Contre les excès d’ascétisme laborieux imposés par les professeurs de l’équipe municipale, il représente les valeurs simples et vraies des plaisirs de la chair et de la franche rigolade.  Ses appétits sont si franchement assumés [ « tu viens boire un coup ? » (page 40) ou encore :«  Garçon, Alcool et nicotine ! » (page 45 )] que notre bougre en devient immédiatement sympathique même si on pressent vite qu’il n’agit qu’en son intérêt ou, à la rigueur, pour celui de sa race de parias : «  En tant que chien, j’avoue avoir souffert de mon décalage social…. J’estime notre situation injuste…Le limon de nos crottes n’a-t-il pas consolidé cette vaste architecture par son exceptionnelle teneur en sels minéraux, phosphates et acier détrempé ? (page 45 et 46, tome 1).

Plus loin, notre animal se révèle farouchement brutal ( page 65 tome 1) au point qu’on se rappelle alors:

  1. qu’il apparaît pour la première fois dans l’histoire lorsque l’infâme Séraphin (le tueur à gage du Diable) tâche de kidnapper Diego  (page 36, tome 1) 
  2. qu’il sera d’ailleurs ensuite introduit comme « compagnon officiel » de Diego (page 55, tome 1) sous les auspices du même Séraphin, devenu, entre temps, le nouveau Synapse  (conseillé en communication) du président ;
  3. que le tragique accident de voiture qui allait évincer le professeur Lombax de la scène politique fut causé par un « chien égaré au milieu d’un virage huileux en épingle à cheveux » (page 13, tome 1) troisième coïncidence !

. Et pourtant ce cabot est plein de sollicitude pour Diego (Page 14 tome 2.) Allez  savoir à quel Diable se fier !

LA MORALE…[comme chez Jean De La Fontaine !] Nicolas de Crécy, lui, ne la tire pas !

 Jouons les mauvais maîtres à sa place :

Le Bibendum céleste  est une histoire inachevée et  pleine de rebondissements qui semble dire qu’ il ne peut y avoir de qualification définitive et univoque du mal.

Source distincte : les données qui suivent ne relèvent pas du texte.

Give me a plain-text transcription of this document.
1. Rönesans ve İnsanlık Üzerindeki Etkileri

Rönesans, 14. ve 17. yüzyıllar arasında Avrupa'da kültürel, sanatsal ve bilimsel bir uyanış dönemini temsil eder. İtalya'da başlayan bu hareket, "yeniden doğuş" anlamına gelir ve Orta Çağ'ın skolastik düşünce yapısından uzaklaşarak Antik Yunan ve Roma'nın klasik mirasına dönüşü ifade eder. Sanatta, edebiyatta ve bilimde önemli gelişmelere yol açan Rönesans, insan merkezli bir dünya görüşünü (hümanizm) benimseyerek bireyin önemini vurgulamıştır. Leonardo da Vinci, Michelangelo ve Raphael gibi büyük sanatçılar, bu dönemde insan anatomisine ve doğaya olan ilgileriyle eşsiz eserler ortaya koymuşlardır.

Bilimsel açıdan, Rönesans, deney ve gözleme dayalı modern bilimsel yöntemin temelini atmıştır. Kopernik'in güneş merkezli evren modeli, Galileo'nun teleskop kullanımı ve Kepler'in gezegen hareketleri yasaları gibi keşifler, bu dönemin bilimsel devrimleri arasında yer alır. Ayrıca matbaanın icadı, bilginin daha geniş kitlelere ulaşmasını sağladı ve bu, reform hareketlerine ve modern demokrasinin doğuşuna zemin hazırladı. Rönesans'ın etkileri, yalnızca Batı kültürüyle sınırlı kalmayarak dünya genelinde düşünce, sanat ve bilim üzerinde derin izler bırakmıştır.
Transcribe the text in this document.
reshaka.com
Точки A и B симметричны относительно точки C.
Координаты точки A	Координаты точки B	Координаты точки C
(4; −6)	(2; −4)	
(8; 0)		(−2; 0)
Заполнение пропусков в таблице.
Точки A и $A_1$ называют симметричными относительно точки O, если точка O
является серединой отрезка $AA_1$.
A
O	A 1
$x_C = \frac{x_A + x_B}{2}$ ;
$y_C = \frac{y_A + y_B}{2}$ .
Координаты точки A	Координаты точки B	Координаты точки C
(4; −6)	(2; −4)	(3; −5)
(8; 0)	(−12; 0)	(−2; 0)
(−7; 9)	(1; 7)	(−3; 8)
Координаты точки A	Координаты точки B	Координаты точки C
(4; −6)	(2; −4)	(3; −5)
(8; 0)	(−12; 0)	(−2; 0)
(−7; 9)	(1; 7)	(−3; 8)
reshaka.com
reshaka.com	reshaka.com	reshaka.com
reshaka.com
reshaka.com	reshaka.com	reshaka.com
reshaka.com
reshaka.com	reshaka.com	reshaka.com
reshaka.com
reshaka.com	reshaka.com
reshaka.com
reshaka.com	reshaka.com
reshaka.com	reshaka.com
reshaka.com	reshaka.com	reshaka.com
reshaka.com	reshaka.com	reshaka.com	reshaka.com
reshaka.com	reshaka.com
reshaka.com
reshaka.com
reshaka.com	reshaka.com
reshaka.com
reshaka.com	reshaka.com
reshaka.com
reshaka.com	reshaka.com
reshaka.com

Le mal est toujours fuyant comme le bien, mêlé à son contraire au cœur des individus puisque les meilleures raisons et les meilleures causes (comme les plus beaux mots) peuvent être détournés et exploités pour des motifs qui les pervertissent. Mais les méchants  ont aussi leurs faiblesses qui les rendent pitoyables [et même des jardins secrets qui les rendent attendrissant.] : Sous ses airs bourrus, le Diable se traîne un angelot en terre cuite qu’il a patiemment pétri de ses mains…Mais cela ne garantit pas qu’il se soit acheté une conduite. Le mal sait exploiter à ses fins les symboles du bien.

 Et s’il n’est pas scientifiquement prouvé que le Diable existe (page 39 tome 2), il y a des exploitations DIABOLIQUES des ficelles de la réalité et des falsifications INFERNALES de la réalité des faits( page 66 tome 1).